Slab of Cedar (or any wood you happen to have) big enough to fit what you want to say, but also not too big - it is a sign after all.


Print out of what you want the sign to say



Wood filler (if your cedar needs it)

Palm sander and sand paper

Lots of different grits of sandpaper

Brown spray paint

Varathane high gloss outdoor finishing spray

D ring hooks

Drill or screw driver



Optional Painters Tape (although I don't recommend.)

Step 2: The Beach

Step 1 Sand. Yup. Prep the front for your work. If there are any kind of cracks, holes, or in my case bug caves (don't worry it doesn't have bugs, it's an abandoned home.) you'll also need wood filler that matches what you are working on. Fill in any really big cracks (leave the tiny ones, no one will notice) and then continue sanding. I started with an 80 grit sand paper and worked my way up to a 500 grit.

Step 3: Mark It Up

Lay out your printed out design. You can hand write what you want it to say, but it's always easier to read and lets be honest more lined up if you let the printer take care of all the measuring. lol. Clamp your print out down, not hurting your cedar, and using a pen press hard and trace all your lines right on top of your printout. This will make an indent on your cedar. From here remove the clamp and the print out. Take a pencil and scratch over the letters. It's ok to be a little messy, this will help you to see where you want to route out. Don't worry about making marks all over the top of your cedar slab, we will sand those off later.

Step 4: Pick, Route, and Go With It.

Set your plunge on your router attachment and set the depth. Once you are happy lock that in place and carve away. Safety glasses and plenty of light are a must! Follow as best you can along the pencil marks you made. Go slow and remember "the less is more" because you can always remove extra, but can't add any back. If possible try a few test passes on a scrap piece of wood.


Ok here's the kooky part. Get out your brown outdoor spray pant and paint over your letters.
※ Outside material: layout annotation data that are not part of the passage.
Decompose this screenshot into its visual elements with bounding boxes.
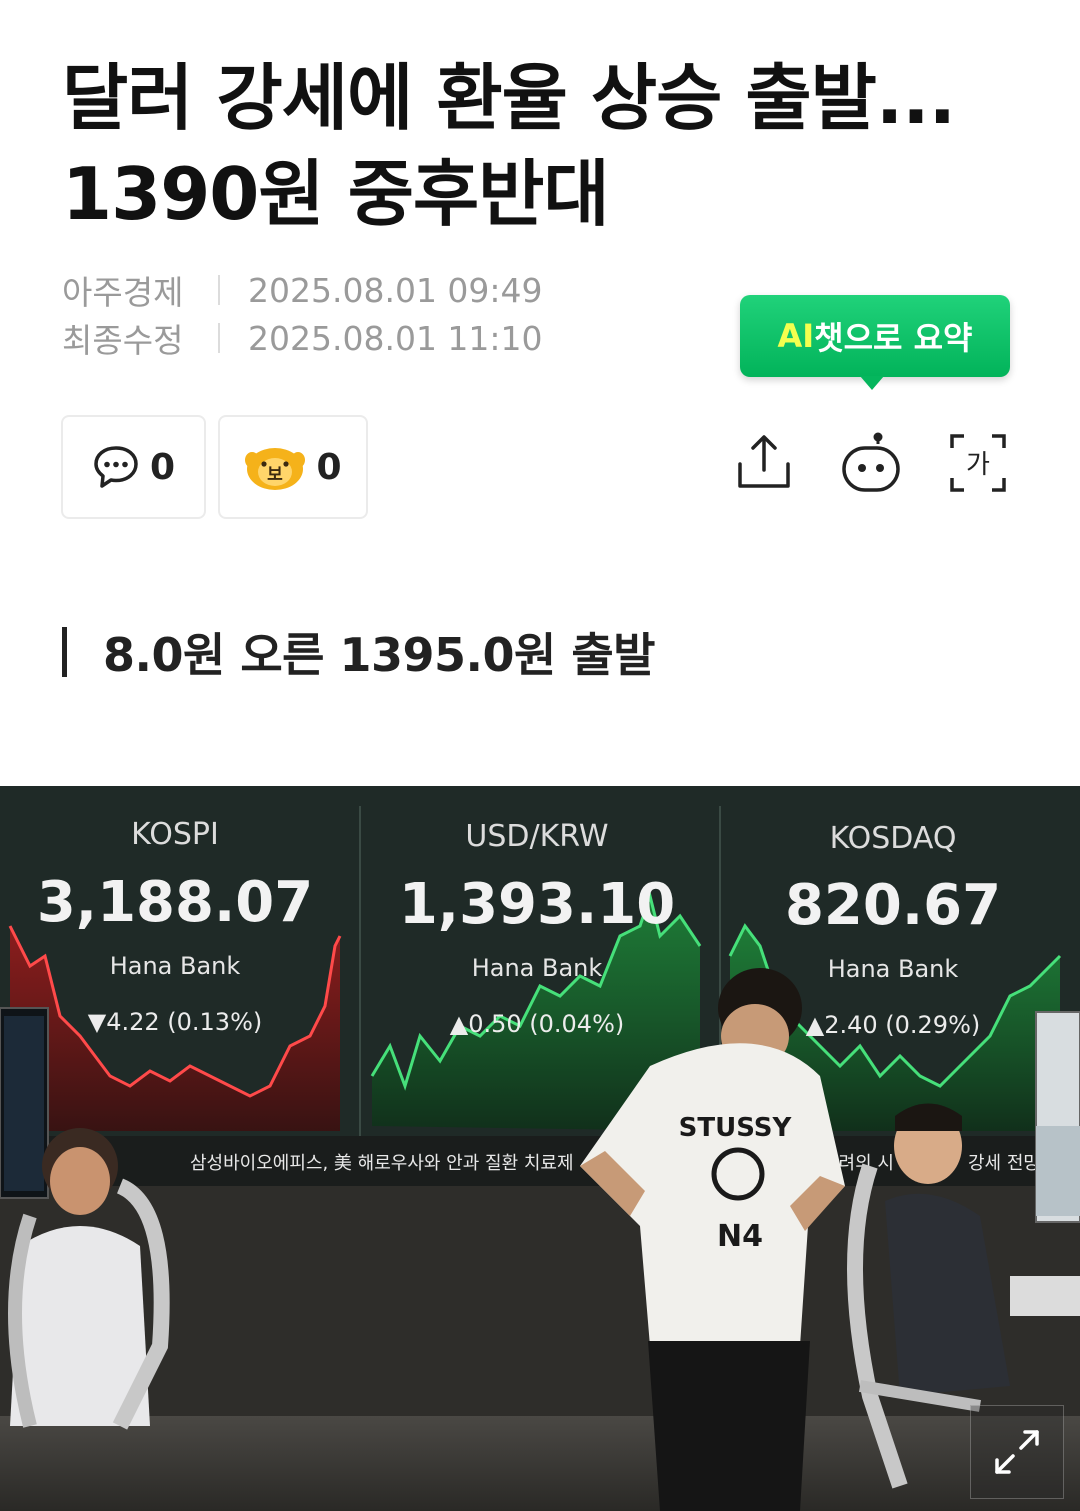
- comments-button[interactable]: 0: [61, 415, 206, 519]
- article-title: 달러 강세에 환율 상승 출발... 1390원 중후반대: [62, 50, 1022, 242]
- ai-summary-prefix: AI: [777, 317, 815, 355]
- like-button[interactable]: 보 0: [218, 415, 368, 519]
- title-line-2: 1390원 중후반대: [62, 152, 610, 236]
- modified-row: 최종수정 2025.08.01 11:10: [62, 314, 543, 362]
- subheading-bar: [62, 627, 67, 677]
- publisher-name[interactable]: 아주경제: [62, 266, 190, 314]
- kosdaq-change: ▲2.40 (0.29%): [806, 1011, 981, 1039]
- subheading-text: 8.0원 오른 1395.0원 출발: [103, 628, 655, 682]
- shirt-number-text: N4: [717, 1219, 763, 1254]
- subheading: 8.0원 오른 1395.0원 출발: [62, 624, 655, 682]
- article-meta: 아주경제 2025.08.01 09:49 최종수정 2025.08.01 11…: [62, 266, 543, 362]
- kosdaq-name: KOSDAQ: [830, 821, 957, 856]
- ai-bubble-tail: [860, 376, 884, 390]
- like-count: 0: [316, 446, 342, 488]
- like-icon-char: 보: [268, 465, 284, 485]
- comment-icon: [94, 446, 138, 488]
- kosdaq-value: 820.67: [785, 873, 1001, 938]
- expand-icon: [995, 1430, 1039, 1474]
- font-size-char: 가: [966, 450, 990, 480]
- kosdaq-brand: Hana Bank: [828, 955, 959, 983]
- ai-bot-icon[interactable]: [840, 432, 902, 494]
- kospi-name: KOSPI: [131, 817, 219, 852]
- meta-divider: [218, 323, 220, 353]
- title-line-1: 달러 강세에 환율 상승 출발...: [62, 56, 956, 140]
- ticker-right-b: 강세 전망: [968, 1153, 1040, 1174]
- usdkrw-change: ▲0.50 (0.04%): [450, 1010, 625, 1038]
- photo-illustration: KOSPI 3,188.07 Hana Bank ▼4.22 (0.13%) U…: [0, 786, 1080, 1511]
- ai-summary-label: 챗으로 요약: [814, 319, 973, 357]
- ticker-left: 삼성바이오에피스, 美 해로우사와 안과 질환 치료제: [190, 1153, 574, 1174]
- kospi-value: 3,188.07: [37, 870, 313, 935]
- usdkrw-value: 1,393.10: [399, 872, 675, 937]
- modified-label: 최종수정: [62, 321, 184, 360]
- kospi-brand: Hana Bank: [110, 952, 241, 980]
- usdkrw-name: USD/KRW: [465, 819, 608, 854]
- meta-divider: [218, 275, 220, 305]
- published-row: 아주경제 2025.08.01 09:49: [62, 266, 543, 314]
- font-size-icon[interactable]: 가: [948, 432, 1008, 494]
- kospi-change: ▼4.22 (0.13%): [88, 1008, 263, 1036]
- share-icon[interactable]: [734, 432, 794, 494]
- published-date: 2025.08.01 09:49: [248, 270, 543, 310]
- article-photo[interactable]: KOSPI 3,188.07 Hana Bank ▼4.22 (0.13%) U…: [0, 786, 1080, 1511]
- ai-summary-button[interactable]: AI 챗으로 요약: [740, 295, 1010, 377]
- modified-date: 2025.08.01 11:10: [248, 318, 543, 358]
- usdkrw-brand: Hana Bank: [472, 954, 603, 982]
- bear-face-icon: 보: [245, 448, 306, 490]
- comments-count: 0: [149, 446, 176, 488]
- shirt-brand-text: STUSSY: [679, 1113, 793, 1143]
- expand-photo-button[interactable]: [970, 1405, 1064, 1499]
I know sounds like you are messing up what you just worked so hard on. This will add depth to your sign and help it be noticeable from a distance away. Choose a color spray outdoor spray pain that matches your wood. You could also use a paint brush and fill in, but I find it's just faster (and dries quicker) if you use spray paint. If you are really worried you can lay painters tape around your letters, but in my opinion, it takes way to much time and effort. Once all letters are filled in let the paint dry. I tend to over-wait just because running the palm sander over it could cause issues if your paint isn't dry. Start with your 80grit sandpaper and palm sander and work up till you feel it's smooth on your hands. I went up to 500grit. Make sure when you remove the paint with the sander to only take off the top layer of paint and not the stuff that's inside the letters. This will remove all the excess paint, your pencil markings and any other mark ups from cutting out your letters.

Step 6: Coats to Finish

Once you have sanded both the front and back to a smooth finish, go ahead and spray the front with two coats of a Verathane outdoor finish. I used a high gloss, but you can use whatever you would like, just make sure it's safe for the outside. Once that drys, two coats on the back.
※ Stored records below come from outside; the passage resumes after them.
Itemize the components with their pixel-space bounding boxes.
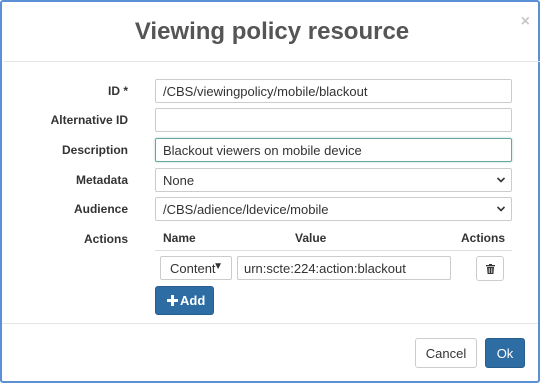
footer-divider <box>2 323 538 324</box>
ok-button[interactable]: Ok <box>485 338 525 368</box>
trash-icon <box>486 264 495 274</box>
audience-label: Audience <box>73 202 128 216</box>
id-field[interactable]: /CBS/viewingpolicy/mobile/blackout <box>155 79 512 103</box>
chevron-down-icon <box>497 177 505 183</box>
metadata-selected-value: None <box>163 173 195 188</box>
alternative-id-field[interactable] <box>155 108 512 132</box>
audience-selected-value: /CBS/adience/ldevice/mobile <box>163 202 329 217</box>
actions-column-value: Value <box>295 231 327 245</box>
action-type-value: Content <box>170 261 216 276</box>
id-label: ID * <box>107 84 128 98</box>
chevron-down-icon <box>497 206 505 212</box>
dialog-title: Viewing policy resource <box>134 18 410 45</box>
add-action-button[interactable]: Add <box>155 286 214 315</box>
dialog-header: Viewing policy resource × <box>4 4 540 62</box>
triangle-down-icon: ▼ <box>213 261 223 272</box>
add-action-label: Add <box>180 293 206 308</box>
metadata-select[interactable]: None <box>155 168 512 192</box>
audience-select[interactable]: /CBS/adience/ldevice/mobile <box>155 197 512 221</box>
cancel-button[interactable]: Cancel <box>415 338 477 368</box>
close-icon[interactable]: × <box>521 14 530 30</box>
actions-column-actions: Actions <box>461 231 506 245</box>
table-divider <box>155 250 512 251</box>
delete-action-button[interactable] <box>476 256 504 281</box>
action-type-select[interactable]: Content ▼ <box>160 256 232 280</box>
actions-label: Actions <box>83 232 128 246</box>
actions-column-name: Name <box>163 231 196 245</box>
description-label: Description <box>61 143 128 157</box>
action-value-field[interactable]: urn:scte:224:action:blackout <box>237 256 451 280</box>
plus-icon <box>167 295 178 306</box>
alternative-id-label: Alternative ID <box>50 113 128 127</box>
description-field[interactable]: Blackout viewers on mobile device <box>155 138 512 162</box>
metadata-label: Metadata <box>75 173 128 187</box>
I used some large D ring picture hanger hooks on the back of my sign, making sure it was level when it got hung up. Then I fed twine through the hooks and looped it around a few times. I then tied off the twine to the hooks and tested it out.

Turned out very pretty (in my biased opinion). My parents loved it as part of their Christmas gifts. Mom has it hanging out front of the house now. Hope you enjoyed! If you make a sign that was inspired by this instructuable/video - SHARE IT WITH US! We'd love to see what you came up with!